Armenia has been occupying Azerbaijani territories and violating all norms of international and criminal law on the occupied territories for many years. All years Armenia has been exacerbating the conflict in the region and destabilizing the situation. Taking this into account, Yerevan's presence at the negotiating table is a lie.
The real criminals, namely, the Armenian authorities, support and encourage the illegal production and export on the occupied territories of Azerbaijan.
On the one hand, this is a political project as some types of products being manufactured on the occupied territories and exported via the territory of Armenia to Russia and other countries do not bring any economic benefit.
The complicated export route of illegally manufactured products to the international market comes expensive to the Armenian lobby, which pays for political speculations of Armenia.
Armenian authorities themselves plunder the wealth of the occupied lands. For the poorest country with few natural resources, mining industry on the occupied territories is a very important source of income. Large mineral reserves in Azerbaijan remained on the occupied territories - there are 155 deposits of various minerals, including five gold deposits.
Currently, Armenian authorities use these deposits as a source of personal enrichment.

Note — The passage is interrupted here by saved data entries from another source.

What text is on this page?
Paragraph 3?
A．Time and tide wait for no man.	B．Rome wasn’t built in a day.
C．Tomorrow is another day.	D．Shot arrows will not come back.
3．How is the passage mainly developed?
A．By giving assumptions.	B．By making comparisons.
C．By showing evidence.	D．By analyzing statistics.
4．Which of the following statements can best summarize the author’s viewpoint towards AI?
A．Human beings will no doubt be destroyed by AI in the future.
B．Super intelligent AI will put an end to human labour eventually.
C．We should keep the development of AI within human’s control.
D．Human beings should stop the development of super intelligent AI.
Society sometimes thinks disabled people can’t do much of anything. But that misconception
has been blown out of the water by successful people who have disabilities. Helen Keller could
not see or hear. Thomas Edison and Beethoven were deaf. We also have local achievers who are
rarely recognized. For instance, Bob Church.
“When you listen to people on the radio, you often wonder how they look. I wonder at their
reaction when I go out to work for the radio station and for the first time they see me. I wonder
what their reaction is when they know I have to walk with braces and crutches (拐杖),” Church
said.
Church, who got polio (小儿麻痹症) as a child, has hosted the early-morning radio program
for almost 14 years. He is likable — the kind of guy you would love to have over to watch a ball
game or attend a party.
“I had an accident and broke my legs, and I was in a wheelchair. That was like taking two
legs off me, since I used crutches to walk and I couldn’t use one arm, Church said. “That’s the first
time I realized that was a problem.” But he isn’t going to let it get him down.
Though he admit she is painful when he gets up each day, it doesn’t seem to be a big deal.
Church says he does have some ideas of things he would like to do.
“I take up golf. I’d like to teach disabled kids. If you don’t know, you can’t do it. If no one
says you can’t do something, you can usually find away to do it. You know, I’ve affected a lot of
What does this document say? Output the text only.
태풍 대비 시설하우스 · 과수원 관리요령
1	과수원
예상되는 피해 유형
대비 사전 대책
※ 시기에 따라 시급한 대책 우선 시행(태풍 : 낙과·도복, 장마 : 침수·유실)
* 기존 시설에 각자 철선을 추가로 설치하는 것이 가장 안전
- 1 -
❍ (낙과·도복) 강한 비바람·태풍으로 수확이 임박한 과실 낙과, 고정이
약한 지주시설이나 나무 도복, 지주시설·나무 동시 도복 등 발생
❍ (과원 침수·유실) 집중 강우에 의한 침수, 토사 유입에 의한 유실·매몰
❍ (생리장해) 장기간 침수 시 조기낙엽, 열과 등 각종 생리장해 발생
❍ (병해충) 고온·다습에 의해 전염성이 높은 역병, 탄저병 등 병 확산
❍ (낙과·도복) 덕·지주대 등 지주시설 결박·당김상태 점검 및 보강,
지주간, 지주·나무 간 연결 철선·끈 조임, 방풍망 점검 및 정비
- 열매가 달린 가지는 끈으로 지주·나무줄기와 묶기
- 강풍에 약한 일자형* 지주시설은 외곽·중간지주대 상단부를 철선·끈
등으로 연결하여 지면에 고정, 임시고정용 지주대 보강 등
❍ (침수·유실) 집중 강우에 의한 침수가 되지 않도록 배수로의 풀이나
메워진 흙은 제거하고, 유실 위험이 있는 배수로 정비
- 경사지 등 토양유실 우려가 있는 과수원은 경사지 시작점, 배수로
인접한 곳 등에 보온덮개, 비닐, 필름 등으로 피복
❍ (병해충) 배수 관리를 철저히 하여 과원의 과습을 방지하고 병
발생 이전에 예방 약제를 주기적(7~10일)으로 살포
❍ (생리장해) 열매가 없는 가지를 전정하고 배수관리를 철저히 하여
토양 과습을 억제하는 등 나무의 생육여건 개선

In 2015 alone, Armenia illegally produced 3.6 tons of gold and it is unlikely that the Armenian authorities are ready to yield this wealth to Baku.
The activities and the origin of many workers of foreign mining companies in the occupied territories are obscure and often they are offshore companies. It seems that these firms belong to the representatives of the Armenian authorities.
Regarding the export of goods, the label of which says "made in Armenia", to the EU countries, Ukraine, the US, the UAE and Russia from the Nagorno-Karabakh and Azerbaijan's other occupied territories, it reminds the "conflict diamonds" [also known as "blood diamonds"] concept.
A part of African diamonds, which were sold in the West for many years, became o source of financing for terrorist movements and eventually, they became known as "conflict diamonds."
In South Africa, where the first conference on "conflict diamonds" was held in 2000, nearly 50 countries announced the creation of a global system of control over the diamond trade [Kimberley Process Certification Scheme (KPCS)] from Jan. 1, 2003.
KPCS, in particular, involves the introduction of a special certificate containing the data about diamond's manufacturer and importer. It helped to avoid the entry of "blood diamonds" to the market.
In order to stop the indirect promotion of occupation, the international community should also monitor and prevent the sale of goods produced on the occupied lands.
For example, when purchasing products from Armenia, one can require certificates confirming that these goods were produced namely on its territory, but not on the occupied lands, which are internationally recognized territories of Azerbaijan.
Thus, by turning a blind eye to violation of the international law by Armenia, the countries which buy the illegally produced goods, also participate in stealing Azerbaijan's natural resources.
Hopefully, taking into account the abovementioned factors, the international community will pay due attention to the facts of numerous crimes committed by the Armenian regime on the occupied territories and will take relevant measures to prevent them.